Emily Knous admits it was a little scary when she found out she was starting in Arizona’s spring season opener.
She had never played at the collegiate level before, and the Wildcats were about to take on the Arizona State Sun Devils in a Pac-12 rivalry game, where she would be competing against players who were older, faster and more skilled than those she faced in club soccer.
But Knous’s fear subsided before kickoff. She had worked too hard to be afraid.
“I was like, ‘I know I have prepared for this my whole life, so I’m more than ready,’” she said.
You see, Knous is not a typical freshman. She graduated early from Long Beach Poly and enrolled at the UA last winter when most people her age were still wrapping up their senior year of high school.
Knous had to make sacrifices to put herself in that position, though she doesn’t necessarily look at it that way.
“I wasn’t the type of person that was all about my high school years, so missing prom and grad night and things like that wasn’t a huge deal to me,” she said. “I cared more about my future and getting that head start.”
By enrolling early, Knous got the winter, spring and summer to prepare for her freshman season. Not only did that give her more time to get acclimated on the field, but in the classroom as well.
“Instead of having to make the transition from club (soccer) to college in three weeks, I got six months,” said Knous, a pre-business major who got straight A’s in high school.
Arizona has 11 freshmen, but Knous was the only one to enroll early, meaning she was the only newcomer in the spring semester. That would be a daunting situation for most, but Knous’s personality allowed for an easy transition.
“She’s kinda a little too mature for her age,” joked midfielder Kennedy Kieneker.
Some examples: Knous is known to help her older teammates with their schoolwork. She also had an impromptu sitdown with Kieneker, a senior, to discuss her teammate’s future. Knous saw how much Kieneker loves soccer and wanted to know if she planned to continue playing after college.
“She can have such a deep conversation with you out of nowhere,” Kieneker said. “She made me really rethink my life — in a good way.”
Arizona’s coaching staff noticed Knous’s astuteness when they were recruiting her. That, plus her blend of skill and athleticism, is why they floated the idea of enrolling early in the first place.
“When you’re recruiting freshmen in high school, you’re generating conversations most of the time where you’re doing most of the talking. She was someone in the beginning who it was back and forth,” said head coach Tony Amato. “She was asking good questions and she was engaged in the process. So you knew from that point that she was a little bit different and you see that now.”
Amato laughed when he heard about Knous’s conversation with Kieneker.

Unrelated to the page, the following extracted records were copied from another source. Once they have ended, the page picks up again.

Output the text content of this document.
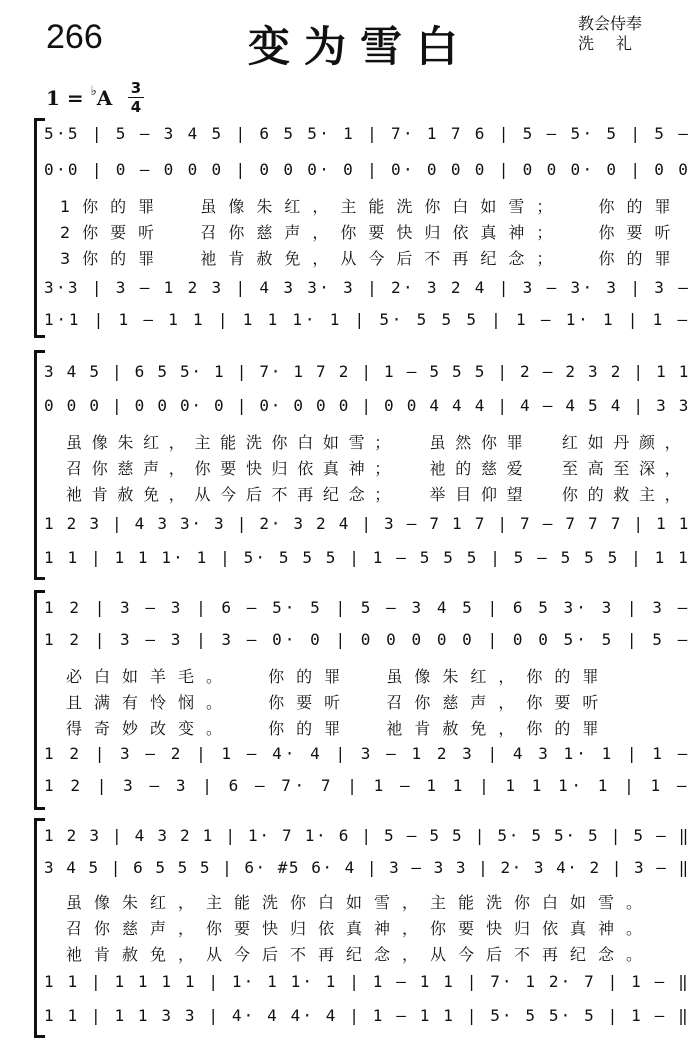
266	变为雪白	教会侍奉
洗礼
1 = ♭A 3
4
5·5 | 5 – 3 4 5 | 6 5 5· 1 | 7· 1 7 6 | 5 – 5· 5 | 5 –
0·0 | 0 – 0 0 0 | 0 0 0· 0 | 0· 0 0 0 | 0 0 0· 0 | 0 0
1你的罪  虽像朱红，主能洗你白如雪；  你的罪
2你要听  召你慈声，你要快归依真神；  你要听
3你的罪  祂肯赦免，从今后不再纪念；  你的罪
3·3 | 3 – 1 2 3 | 4 3 3· 3 | 2· 3 2 4 | 3 – 3· 3 | 3 –
1·1 | 1 – 1 1 | 1 1 1· 1 | 5· 5 5 5 | 1 – 1· 1 | 1 –
3 4 5 | 6 5 5· 1 | 7· 1 7 2 | 1 – 5 5 5 | 2 – 2 3 2 | 1 1
0 0 0 | 0 0 0· 0 | 0· 0 0 0 | 0 0 4 4 4 | 4 – 4 5 4 | 3 3
虽像朱红，主能洗你白如雪；  虽然你罪  红如丹颜，
召你慈声，你要快归依真神；  祂的慈爱  至高至深，
祂肯赦免，从今后不再纪念；  举目仰望  你的救主，
1 2 3 | 4 3 3· 3 | 2· 3 2 4 | 3 – 7 1 7 | 7 – 7 7 7 | 1 1
1 1 | 1 1 1· 1 | 5· 5 5 5 | 1 – 5 5 5 | 5 – 5 5 5 | 1 1
1 2 | 3 – 3 | 6 – 5· 5 | 5 – 3 4 5 | 6 5 3· 3 | 3 –
1 2 | 3 – 3 | 3 – 0· 0 | 0 0 0 0 0 | 0 0 5· 5 | 5 –
必白如羊毛。  你的罪  虽像朱红，你的罪
且满有怜悯。  你要听  召你慈声，你要听
得奇妙改变。  你的罪  祂肯赦免，你的罪
1 2 | 3 – 2 | 1 – 4· 4 | 3 – 1 2 3 | 4 3 1· 1 | 1 –
1 2 | 3 – 3 | 6 – 7· 7 | 1 – 1 1 | 1 1 1· 1 | 1 –
1 2 3 | 4 3 2 1 | 1· 7 1· 6 | 5 – 5 5 | 5· 5 5· 5 | 5 – ‖
3 4 5 | 6 5 5 5 | 6· #5 6· 4 | 3 – 3 3 | 2· 3 4· 2 | 3 – ‖
虽像朱红，主能洗你白如雪，主能洗你白如雪。
召你慈声，你要快归依真神，你要快归依真神。
祂肯赦免，从今后不再纪念，从今后不再纪念。
1 1 | 1 1 1 1 | 1· 1 1· 1 | 1 – 1 1 | 7· 1 2· 7 | 1 – ‖
1 1 | 1 1 3 3 | 4· 4 4· 4 | 1 – 1 1 | 5· 5 5· 5 | 1 – ‖
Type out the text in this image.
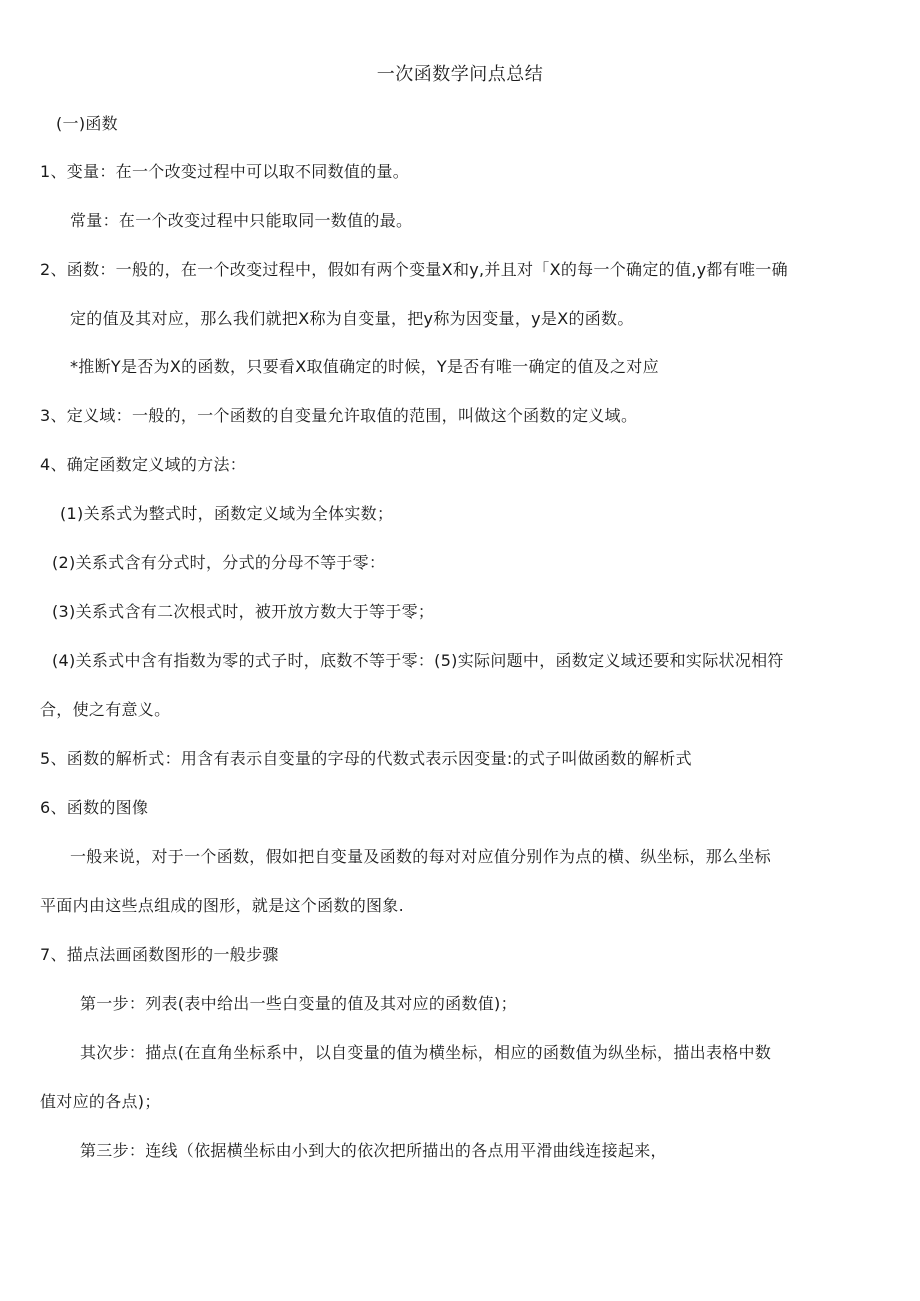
一次函数学问点总结
(一)函数
1、变量：在一个改变过程中可以取不同数值的量。
常量：在一个改变过程中只能取同一数值的最。
2、函数：一般的，在一个改变过程中，假如有两个变量X和y,并且对「X的每一个确定的值,y都有唯一确
定的值及其对应，那么我们就把X称为自变量，把y称为因变量，y是X的函数。
*推断Y是否为X的函数，只要看X取值确定的时候，Y是否有唯一确定的值及之对应
3、定义域：一般的，一个函数的自变量允许取值的范围，叫做这个函数的定义域。
4、确定函数定义域的方法：
(1)关系式为整式时，函数定义域为全体实数；
(2)关系式含有分式时，分式的分母不等于零：
(3)关系式含有二次根式时，被开放方数大于等于零；
(4)关系式中含有指数为零的式子时，底数不等于零：(5)实际问题中，函数定义域还要和实际状况相符
合，使之有意义。
5、函数的解析式：用含有表示自变量的字母的代数式表示因变量:的式子叫做函数的解析式
6、函数的图像
一般来说，对于一个函数，假如把自变量及函数的每对对应值分别作为点的横、纵坐标，那么坐标
平面内由这些点组成的图形，就是这个函数的图象.
7、描点法画函数图形的一般步骤
第一步：列表(表中给出一些白变量的值及其对应的函数值)；
其次步：描点(在直角坐标系中，以自变量的值为横坐标，相应的函数值为纵坐标，描出表格中数
值对应的各点)；
第三步：连线（依据横坐标由小到大的依次把所描出的各点用平滑曲线连接起来，
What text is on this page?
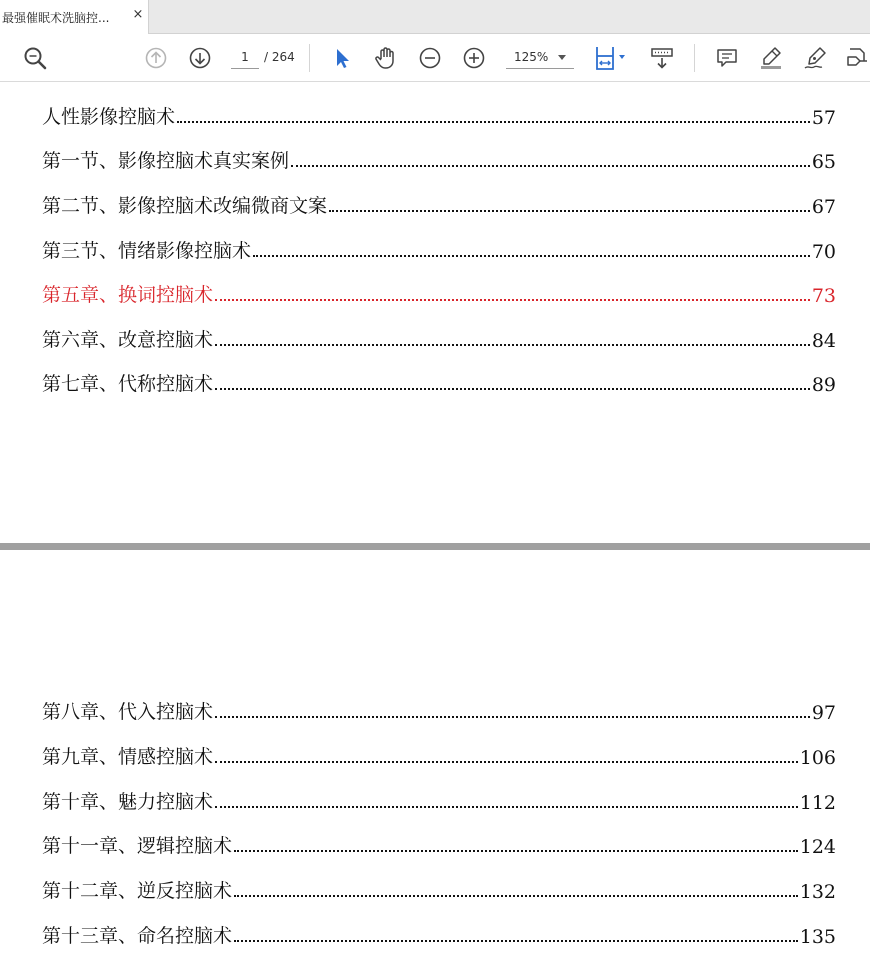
最强催眠术洗脑控... ×
1
/ 264	125%
人性影像控脑术	57
第一节、影像控脑术真实案例	65
第二节、影像控脑术改编微商文案	67
第三节、情绪影像控脑术	70
第五章、换词控脑术	73
第六章、改意控脑术	84
第七章、代称控脑术	89
第八章、代入控脑术	97
第九章、情感控脑术	106
第十章、魅力控脑术	112
第十一章、逻辑控脑术	124
第十二章、逆反控脑术	132
第十三章、命名控脑术	135
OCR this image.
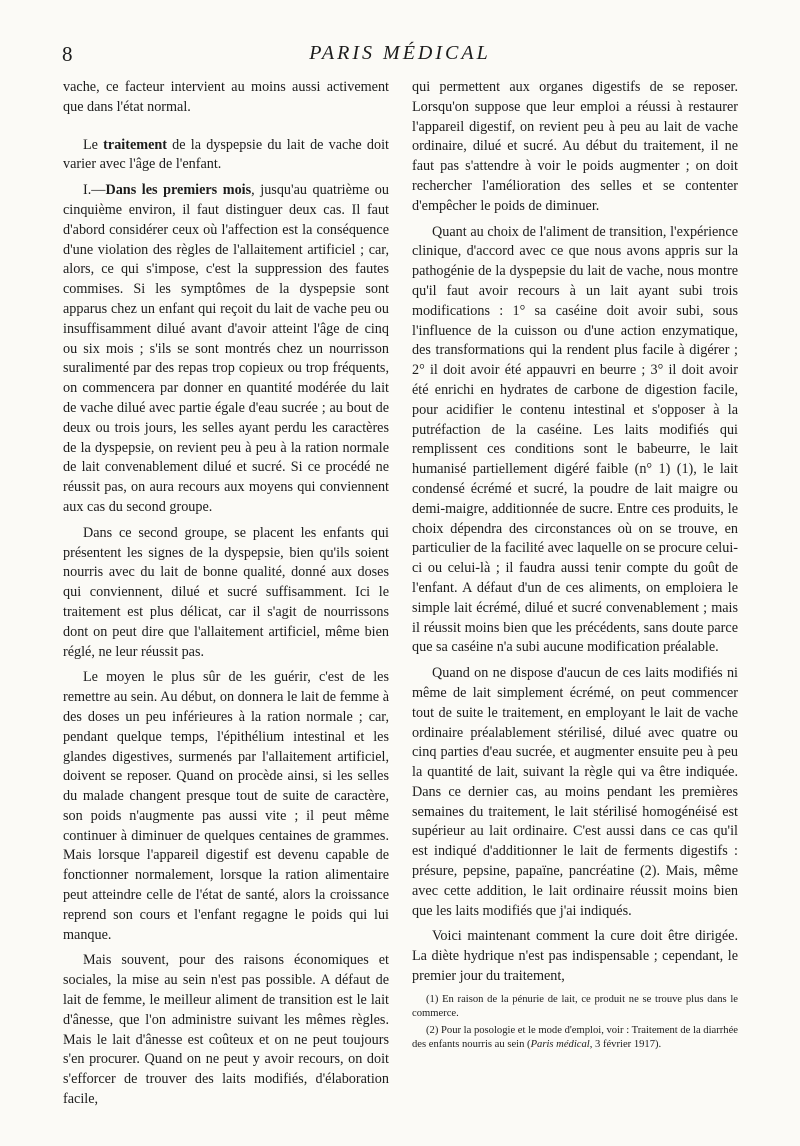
8	PARIS MÉDICAL

vache, ce facteur intervient au moins aussi activement que dans l'état normal.

Le traitement de la dyspepsie du lait de vache doit varier avec l'âge de l'enfant.

I.—Dans les premiers mois, jusqu'au quatrième ou cinquième environ, il faut distinguer deux cas. Il faut d'abord considérer ceux où l'affection est la conséquence d'une violation des règles de l'allaitement artificiel ; car, alors, ce qui s'impose, c'est la suppression des fautes commises. Si les symptômes de la dyspepsie sont apparus chez un enfant qui reçoit du lait de vache peu ou insuffisamment dilué avant d'avoir atteint l'âge de cinq ou six mois ; s'ils se sont montrés chez un nourrisson suralimenté par des repas trop copieux ou trop fréquents, on commencera par donner en quantité modérée du lait de vache dilué avec partie égale d'eau sucrée ; au bout de deux ou trois jours, les selles ayant perdu les caractères de la dyspepsie, on revient peu à peu à la ration normale de lait convenablement dilué et sucré. Si ce procédé ne réussit pas, on aura recours aux moyens qui conviennent aux cas du second groupe.

Dans ce second groupe, se placent les enfants qui présentent les signes de la dyspepsie, bien qu'ils soient nourris avec du lait de bonne qualité, donné aux doses qui conviennent, dilué et sucré suffisamment. Ici le traitement est plus délicat, car il s'agit de nourrissons dont on peut dire que l'allaitement artificiel, même bien réglé, ne leur réussit pas.

Le moyen le plus sûr de les guérir, c'est de les remettre au sein. Au début, on donnera le lait de femme à des doses un peu inférieures à la ration normale ; car, pendant quelque temps, l'épithélium intestinal et les glandes digestives, surmenés par l'allaitement artificiel, doivent se reposer. Quand on procède ainsi, si les selles du malade changent presque tout de suite de caractère, son poids n'augmente pas aussi vite ; il peut même continuer à diminuer de quelques centaines de grammes. Mais lorsque l'appareil digestif est devenu capable de fonctionner normalement, lorsque la ration alimentaire peut atteindre celle de l'état de santé, alors la croissance reprend son cours et l'enfant regagne le poids qui lui manque.

Mais souvent, pour des raisons économiques et sociales, la mise au sein n'est pas possible. A défaut de lait de femme, le meilleur aliment de transition est le lait d'ânesse, que l'on administre suivant les mêmes règles. Mais le lait d'ânesse est coûteux et on ne peut toujours s'en procurer. Quand on ne peut y avoir recours, on doit s'efforcer de trouver des laits modifiés, d'élaboration facile,

qui permettent aux organes digestifs de se reposer. Lorsqu'on suppose que leur emploi a réussi à restaurer l'appareil digestif, on revient peu à peu au lait de vache ordinaire, dilué et sucré. Au début du traitement, il ne faut pas s'attendre à voir le poids augmenter ; on doit rechercher l'amélioration des selles et se contenter d'empêcher le poids de diminuer.

Quant au choix de l'aliment de transition, l'expérience clinique, d'accord avec ce que nous avons appris sur la pathogénie de la dyspepsie du lait de vache, nous montre qu'il faut avoir recours à un lait ayant subi trois modifications : 1° sa caséine doit avoir subi, sous l'influence de la cuisson ou d'une action enzymatique, des transformations qui la rendent plus facile à digérer ; 2° il doit avoir été appauvri en beurre ; 3° il doit avoir été enrichi en hydrates de carbone de digestion facile, pour acidifier le contenu intestinal et s'opposer à la putréfaction de la caséine. Les laits modifiés qui remplissent ces conditions sont le babeurre, le lait humanisé partiellement digéré faible (n° 1) (1), le lait condensé écrémé et sucré, la poudre de lait maigre ou demi-maigre, additionnée de sucre. Entre ces produits, le choix dépendra des circonstances où on se trouve, en particulier de la facilité avec laquelle on se procure celui-ci ou celui-là ; il faudra aussi tenir compte du goût de l'enfant. A défaut d'un de ces aliments, on emploiera le simple lait écrémé, dilué et sucré convenablement ; mais il réussit moins bien que les précédents, sans doute parce que sa caséine n'a subi aucune modification préalable.

Quand on ne dispose d'aucun de ces laits modifiés ni même de lait simplement écrémé, on peut commencer tout de suite le traitement, en employant le lait de vache ordinaire préalablement stérilisé, dilué avec quatre ou cinq parties d'eau sucrée, et augmenter ensuite peu à peu la quantité de lait, suivant la règle qui va être indiquée. Dans ce dernier cas, au moins pendant les premières semaines du traitement, le lait stérilisé homogénéisé est supérieur au lait ordinaire. C'est aussi dans ce cas qu'il est indiqué d'additionner le lait de ferments digestifs : présure, pepsine, papaïne, pancréatine (2). Mais, même avec cette addition, le lait ordinaire réussit moins bien que les laits modifiés que j'ai indiqués.

Voici maintenant comment la cure doit être dirigée. La diète hydrique n'est pas indispensable ; cependant, le premier jour du traitement,

(1) En raison de la pénurie de lait, ce produit ne se trouve plus dans le commerce.

(2) Pour la posologie et le mode d'emploi, voir : Traitement de la diarrhée des enfants nourris au sein (Paris médical, 3 février 1917).
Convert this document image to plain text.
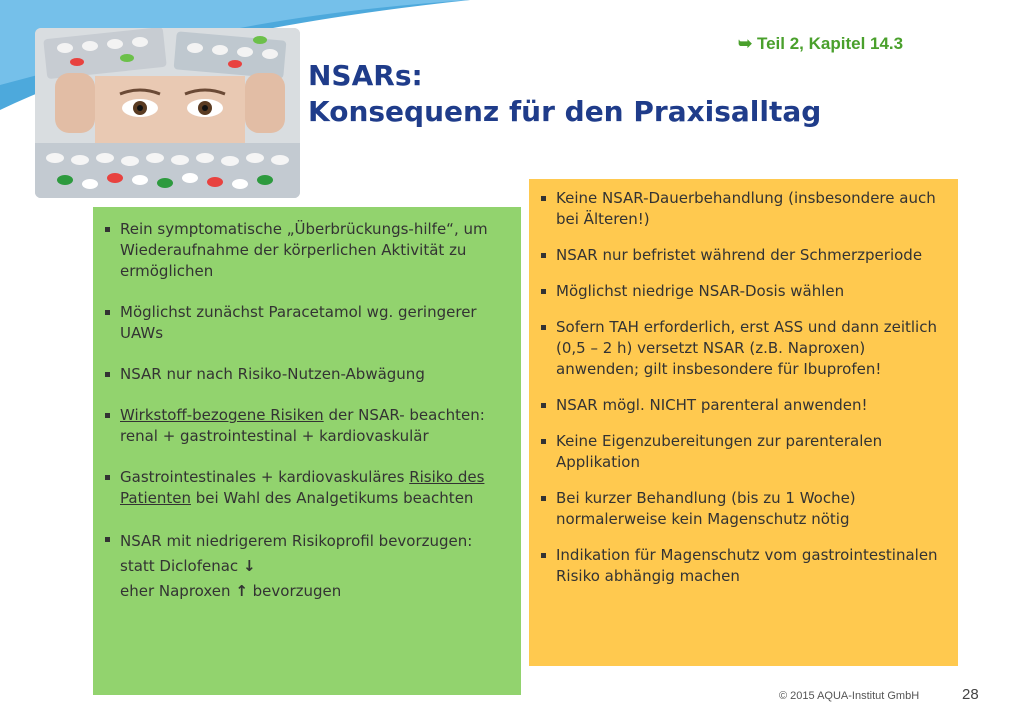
➥ Teil 2, Kapitel 14.3
NSARs:
Konsequenz für den Praxisalltag
Rein symptomatische „Überbrückungs-hilfe“, um Wiederaufnahme der körperlichen Aktivität zu ermöglichen
Möglichst zunächst Paracetamol wg. geringerer UAWs
NSAR nur nach Risiko-Nutzen-Abwägung
Wirkstoff-bezogene Risiken der NSAR- beachten: renal + gastrointestinal + kardiovaskulär
Gastrointestinales + kardiovaskuläres Risiko des Patienten bei Wahl des Analgetikums beachten
NSAR mit niedrigerem Risikoprofil bevorzugen: statt Diclofenac ↓
eher Naproxen ↑ bevorzugen
Keine NSAR-Dauerbehandlung (insbesondere auch bei Älteren!)
NSAR nur befristet während der Schmerzperiode
Möglichst niedrige NSAR-Dosis wählen
Sofern TAH erforderlich, erst ASS und dann zeitlich (0,5 – 2 h) versetzt NSAR (z.B. Naproxen) anwenden; gilt insbesondere für Ibuprofen!
NSAR mögl. NICHT parenteral anwenden!
Keine Eigenzubereitungen zur parenteralen Applikation
Bei kurzer Behandlung (bis zu 1 Woche) normalerweise kein Magenschutz nötig
Indikation für Magenschutz vom gastrointestinalen Risiko abhängig machen
© 2015 AQUA-Institut GmbH	28
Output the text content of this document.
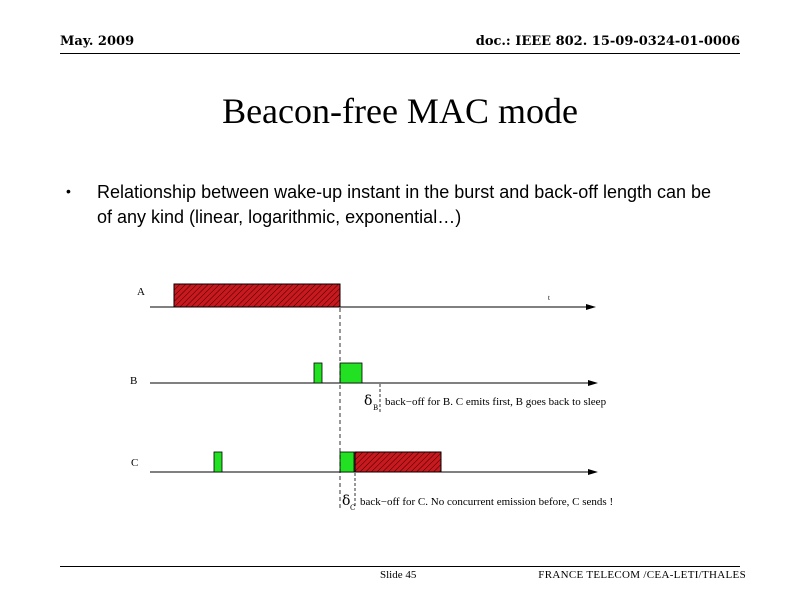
May. 2009	doc.: IEEE 802. 15-09-0324-01-0006
Beacon-free MAC mode
• Relationship between wake-up instant in the burst and back-off length can be of any kind (linear, logarithmic, exponential…)
A	t
B
δ B back−off for B. C emits first, B goes back to sleep
C
δ C back−off for C. No concurrent emission before, C sends !
Slide 45	FRANCE TELECOM /CEA-LETI/THALES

“None of that would surprise you if you got to know Em,” he said. “She’s going to look at all that stuff, almost to the point where you probably have to nudge her to take a deep breath and have a little fun.”
Oh, don’t worry, Knous’s freshman season has been a blast. The midfielder has started in all eight games and has emerged as one of Arizona’s best playmakers, tallying four goals and two assists.
“It’s been awesome,” she said. “I grew up in a good club team (Legends FC) so I had a good foundation, and the transition was pretty smooth and I’m learning things every practice, every game and getting better. I think it’s gone really well for me.”
Knous was recently named to TopDrawerSoccer’s National Team of the Week after notching two goals and an assist in a win against Baylor.
“I think her enrolling early really helped because she was able to practice with us for a whole semester, she was able to play college soccer before all the other freshmen came in, and she just has a maturity level on the field where she’s not nervous on the ball,” said UA defender Morgan McGarry. “She’s able to withstand some pressure and I think just having her as an attacking center-mid or outside-mid and being able to connect (passes) and also work back and back-press and defend, she’s been a great addition.”
The quartet of Knous, Kieneker, Kelcey Cavarra and Amanda Porter gives Arizona a talented, versatile midfield. Knous and Porter are extremely skilled players, while Cavarra is a grinder and Kieneker can do a little bit of everything.
“We all play different styles, which can be beneficial,” Knous said.
Most importantly, they all work hard.
“And Em has not missed a beat on that,” Amato said. “She’s stepped right in and you look at the numbers in terms of how much she works and runs, and all three of them cover a ton of ground and she’s fit right into that.”
The Wildcats have reaped the benefits, entering Pac-12 play with a 7-1 record. They have won seven games in a row, their longest winning streak since 2004, and are on track to make their fourth NCAA Tournament appearance in five years if they hold their own in conference play.
Arizona is an up-and-coming program, and Knous is intrigued by the opportunity to take it to even greater heights.
“This program, they haven’t won everything yet and I wanted to come to a school and build a legacy and make my mark,” she said. “They had the foundation and the coaching staff to put it all together so I came here with a chance to do something new and great at this school, and I think it’s going to be a great place to do it.”
Which is why Knous committed to Arizona all the way back in 2015 and took every step imaginable to enroll early.
“I have played soccer my whole life,” she said, “and just putting in the extra hours of training, not partying in high school, getting good grades, it all adds up to wanting to do well and the bigger picture, and I think finally getting here and watching that pay off is exciting.”